El Cuaderno de Sergio Plou

      


domingo 11 de octubre de 2009

Reconstituyente




  A ciertas edades las fiestas de la patrona se convierten en un rollazo. Por santa y virgen que sea, acaba cayéndote gorda. Y no quiero ofender a la gente gruesa, que por lo común suele ser simpática, sino a las veneradas imágenes de piedra que ocupan columnas y frontispicios como si en algún tiempo remoto hubiesen gozado de poderes extraños, lo mismo da sub que paranormales. Ponerlas en tela de juicio todavía es tabú, de modo que resulta fácil hacer sangre o levantar ampollas, porque en ausencia de sus ventrílocuos todos los artefactos presentan dificultades para manifestar sus quejas. Si rezuman líquidos, la peña se pone como loca. Si de repente se pusieran a hablar provocarían una honda estupefacción entre sus admiradores. La Historia está repleta de intolerancias que nacen en religiones antiguas.

  Arrodillarse ante una estatua, llenar su pedestal de flores y luego encender mediante un interruptor unas cuantas bombillas, a estas alturas del milenio y con los avances científicos que hemos tenido la dicha de aprender en la escuela, es un auténtico anacronismo. Si realizamos dicho ritual con el hilarante propósito de chantajear emocionalmente a una creación artística —de mediocre factura—, cualquier genuflexión tendría que causarnos ya cierto pasmo. Pero si además intentamos conseguir que la figurilla nos conceda unos unos cuantos deseos, entramos de lleno en la excentricidad. Creo que llega la insania cuando proyectamos sobre ella tal cúmulo de animadversiones que hasta hacemos corto clavándole chinchetas.

  Como el animismo nunca ha sido mi fuerte, la patrona de la guardia civil, reina de la hispanidad y progenitora partenogenética del hijo de un dios, curiosamente sacrificado, me produce tanta extrañeza como la halterofilia. Sobre todo ahora, que existen las grúas, toros y carretirllas. Ésa diminuta señora, que aguanta en brazos a un niño cabezón y soporta en la cúspide de su azotea una horripilante corona, en la mejor de las suposiciones despierta pena, pues tan abyecta desproporción coronaria a cualquiera le provocaría inaguantables hernias discales. Ni en mis sueños más salvajes consiguiría una escultura despegar sus sandalias del la columna en que la instalaron unos sujetos lisérgicos, y menos aún para atender mis súplicas o endulzar mis melodramas.
  Si tuviéramos que medir en kilogramos un acontecimiento de tal calibre tendría igual peso literario que Rompetechos, el inefable personaje de los tebeos, que a fuerza de no ver tres en un burro se sube a una papelera creyendo que toma un taxi o habla con una farola como si fuera su madre. A los animistas les ocurre con las piedras que mantienen largas conversaciones. Imaginan que les responden e incluso les atribuyen capacidades fantásticas y aquellos que carecen de la imaginación suficiente, o porque se han encaprichado con ellas, las mandan a un escultor para que levante una imagen antropomorfa. Es tal el arrobo que produce entonces su contemplación que edifican capillas y santuarios para adorarla confortablemente, produciendo los joyeros réplicas en miniatura que adquieren los seguidores para colgárselas del cuello, nunca se sabe si a modo de lastre o como distintivo frente a otras creencias de similares características.
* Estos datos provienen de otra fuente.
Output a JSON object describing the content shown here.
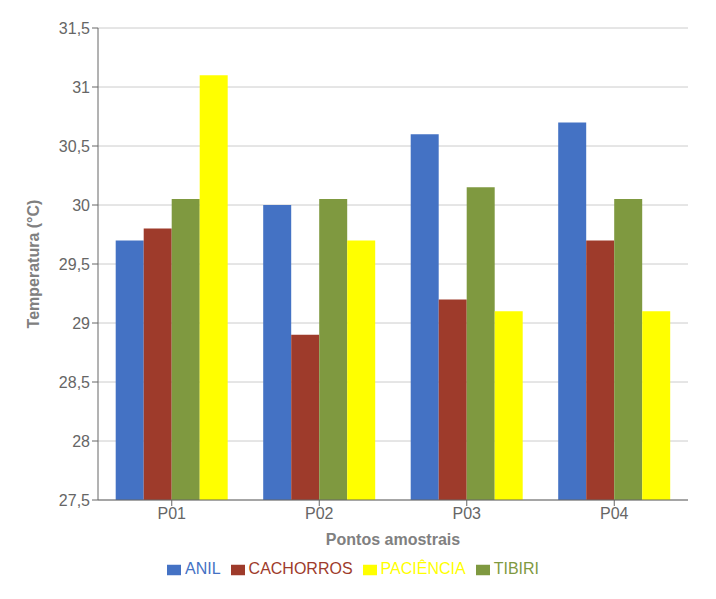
{
  "chart_data": {
    "type": "bar",
    "xlabel": "Pontos amostrais",
    "ylabel": "Temperatura (°C)",
    "categories": [
      "P01",
      "P02",
      "P03",
      "P04"
    ],
    "series": [
      {
        "name": "ANIL",
        "color": "#4472C4",
        "values": [
          29.7,
          30.0,
          30.6,
          30.7
        ]
      },
      {
        "name": "CACHORROS",
        "color": "#9E3B2B",
        "values": [
          29.8,
          28.9,
          29.2,
          29.7
        ]
      },
      {
        "name": "TIBIRI",
        "color": "#7F9940",
        "values": [
          30.05,
          30.05,
          30.15,
          30.05
        ]
      },
      {
        "name": "PACIÊNCIA",
        "color": "#FFFF00",
        "values": [
          31.1,
          29.7,
          29.1,
          29.1
        ]
      }
    ],
    "ylim": [
      27.5,
      31.5
    ],
    "yticks": [
      {
        "value": 27.5,
        "label": "27,5"
      },
      28,
      {
        "value": 28.5,
        "label": "28,5"
      },
      29,
      {
        "value": 29.5,
        "label": "29,5"
      },
      30,
      {
        "value": 30.5,
        "label": "30,5"
      },
      31,
      {
        "value": 31.5,
        "label": "31,5"
      }
    ],
    "grid": true,
    "legend": "bottom"
  }
}
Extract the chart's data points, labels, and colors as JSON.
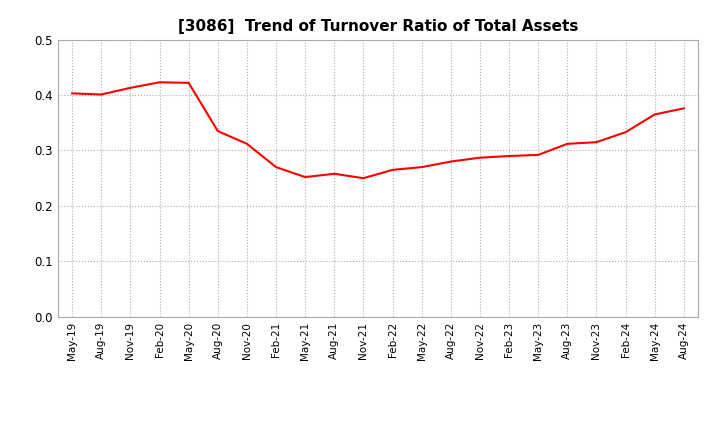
{
  "title": "[3086]  Trend of Turnover Ratio of Total Assets",
  "line_color": "#FF0000",
  "background_color": "#FFFFFF",
  "grid_color": "#AAAAAA",
  "ylim": [
    0.0,
    0.5
  ],
  "yticks": [
    0.0,
    0.1,
    0.2,
    0.3,
    0.4,
    0.5
  ],
  "x_labels": [
    "May-19",
    "Aug-19",
    "Nov-19",
    "Feb-20",
    "May-20",
    "Aug-20",
    "Nov-20",
    "Feb-21",
    "May-21",
    "Aug-21",
    "Nov-21",
    "Feb-22",
    "May-22",
    "Aug-22",
    "Nov-22",
    "Feb-23",
    "May-23",
    "Aug-23",
    "Nov-23",
    "Feb-24",
    "May-24",
    "Aug-24"
  ],
  "y_values": [
    0.403,
    0.401,
    0.413,
    0.423,
    0.422,
    0.335,
    0.312,
    0.27,
    0.252,
    0.258,
    0.25,
    0.265,
    0.27,
    0.28,
    0.287,
    0.29,
    0.292,
    0.312,
    0.315,
    0.333,
    0.365,
    0.376
  ]
}
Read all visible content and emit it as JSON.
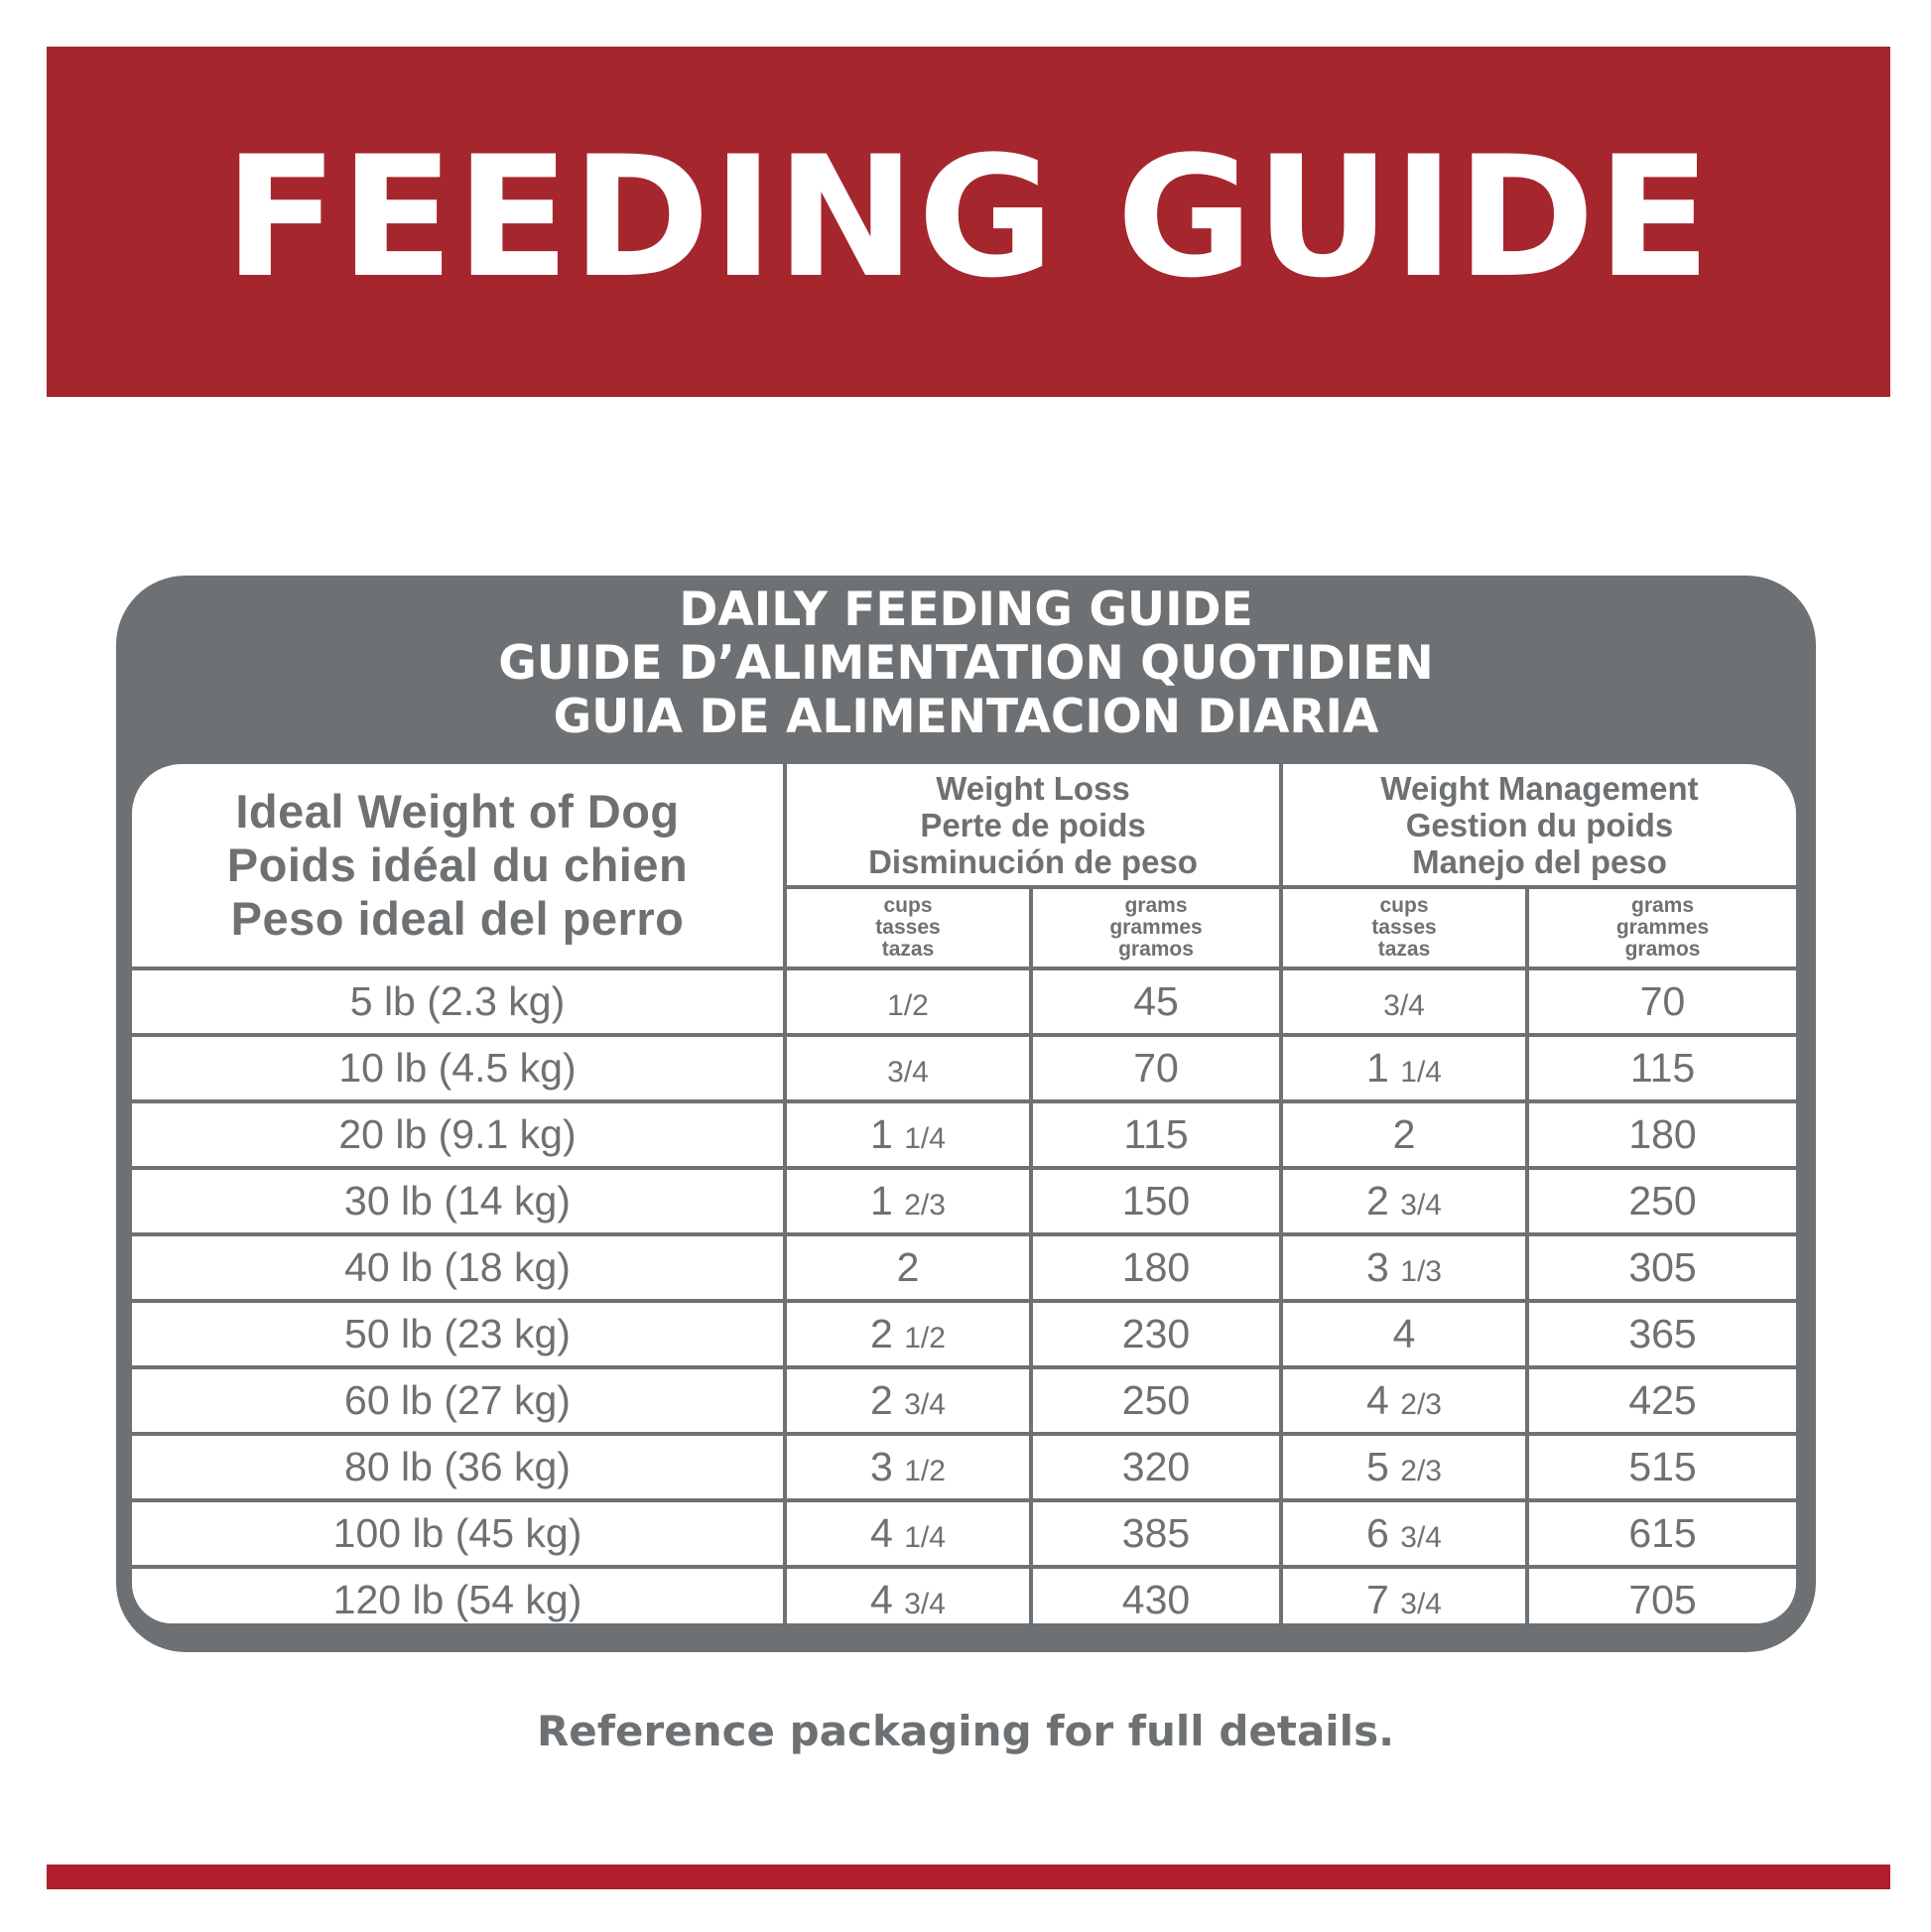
{
  "banner": {
    "title": "FEEDING GUIDE"
  },
  "panel": {
    "title_lines": [
      "DAILY FEEDING GUIDE",
      "GUIDE D’ALIMENTATION QUOTIDIEN",
      "GUIA DE ALIMENTACION DIARIA"
    ]
  },
  "table": {
    "weight_header": [
      "Ideal Weight of Dog",
      "Poids idéal du chien",
      "Peso ideal del perro"
    ],
    "groups": [
      {
        "lines": [
          "Weight Loss",
          "Perte de poids",
          "Disminución de peso"
        ]
      },
      {
        "lines": [
          "Weight Management",
          "Gestion du poids",
          "Manejo del peso"
        ]
      }
    ],
    "units": {
      "cups": [
        "cups",
        "tasses",
        "tazas"
      ],
      "grams": [
        "grams",
        "grammes",
        "gramos"
      ]
    },
    "rows": [
      {
        "weight": "5 lb (2.3 kg)",
        "loss_cups_whole": "",
        "loss_cups_frac": "1/2",
        "loss_grams": "45",
        "mgmt_cups_whole": "",
        "mgmt_cups_frac": "3/4",
        "mgmt_grams": "70"
      },
      {
        "weight": "10 lb (4.5 kg)",
        "loss_cups_whole": "",
        "loss_cups_frac": "3/4",
        "loss_grams": "70",
        "mgmt_cups_whole": "1",
        "mgmt_cups_frac": "1/4",
        "mgmt_grams": "115"
      },
      {
        "weight": "20 lb (9.1 kg)",
        "loss_cups_whole": "1",
        "loss_cups_frac": "1/4",
        "loss_grams": "115",
        "mgmt_cups_whole": "2",
        "mgmt_cups_frac": "",
        "mgmt_grams": "180"
      },
      {
        "weight": "30 lb (14 kg)",
        "loss_cups_whole": "1",
        "loss_cups_frac": "2/3",
        "loss_grams": "150",
        "mgmt_cups_whole": "2",
        "mgmt_cups_frac": "3/4",
        "mgmt_grams": "250"
      },
      {
        "weight": "40 lb (18 kg)",
        "loss_cups_whole": "2",
        "loss_cups_frac": "",
        "loss_grams": "180",
        "mgmt_cups_whole": "3",
        "mgmt_cups_frac": "1/3",
        "mgmt_grams": "305"
      },
      {
        "weight": "50 lb (23 kg)",
        "loss_cups_whole": "2",
        "loss_cups_frac": "1/2",
        "loss_grams": "230",
        "mgmt_cups_whole": "4",
        "mgmt_cups_frac": "",
        "mgmt_grams": "365"
      },
      {
        "weight": "60 lb (27 kg)",
        "loss_cups_whole": "2",
        "loss_cups_frac": "3/4",
        "loss_grams": "250",
        "mgmt_cups_whole": "4",
        "mgmt_cups_frac": "2/3",
        "mgmt_grams": "425"
      },
      {
        "weight": "80 lb (36 kg)",
        "loss_cups_whole": "3",
        "loss_cups_frac": "1/2",
        "loss_grams": "320",
        "mgmt_cups_whole": "5",
        "mgmt_cups_frac": "2/3",
        "mgmt_grams": "515"
      },
      {
        "weight": "100 lb (45 kg)",
        "loss_cups_whole": "4",
        "loss_cups_frac": "1/4",
        "loss_grams": "385",
        "mgmt_cups_whole": "6",
        "mgmt_cups_frac": "3/4",
        "mgmt_grams": "615"
      },
      {
        "weight": "120 lb (54 kg)",
        "loss_cups_whole": "4",
        "loss_cups_frac": "3/4",
        "loss_grams": "430",
        "mgmt_cups_whole": "7",
        "mgmt_cups_frac": "3/4",
        "mgmt_grams": "705"
      }
    ]
  },
  "footnote": "Reference packaging for full details.",
  "colors": {
    "banner": "#a6262e",
    "panel": "#6e7173",
    "bottom_bar": "#b01e2d"
  }
}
  Piedras no faltan en el planeta, de modo que la relación de los seres humanos con el cuarzo, el feldespato y la mica siempre es magnífica. Los cascotes lo mismo se veneran al peso y en bruto —mediante espléndidos catálogos— que se manufacturan hasta convertirlos en obras de arte. En cualquiera de los casos se utilizan también a modo de talismán. Incluso se veneran soberbios pedruscos procedentes del espacio exterior, meteoritos alrededor de los cuales giran millones de personas todo los años en estado de trance.

  Con el trascurso del tiempo, y con la ayuda de una publicidad adecuada, surge a su alrededor toda una pléyade de intérpretes, mediadores y comerciantes, que no sólo organizan su tenderete sino que les mete caña imponerlo a sus congéneres mediante festejos patronales y opíparas tripadas. De forma cíclica se marca en los calendarios la celebración de una piedra, esculpida o al natural, cuya única utilidad se reduce a considerar la fecha como no lectiva. Según el día de la semana que caiga se pueden empalmar varias jornadas de asueto o forzarlas a conveniencia para multiplicar el descanso. Comprendo que cualquier excusa es buena, pero la Historia está sembrada de personas que dieron la vida por las artes, la filosofía, la medicina y la ciencia en general, como para acabar celebrando ahora, en pleno siglo XXI, ciertos ritos creacionistas que nada tienen que ver con el Big Bang. Serán ingenuos y populares, pero huelen a naftalina.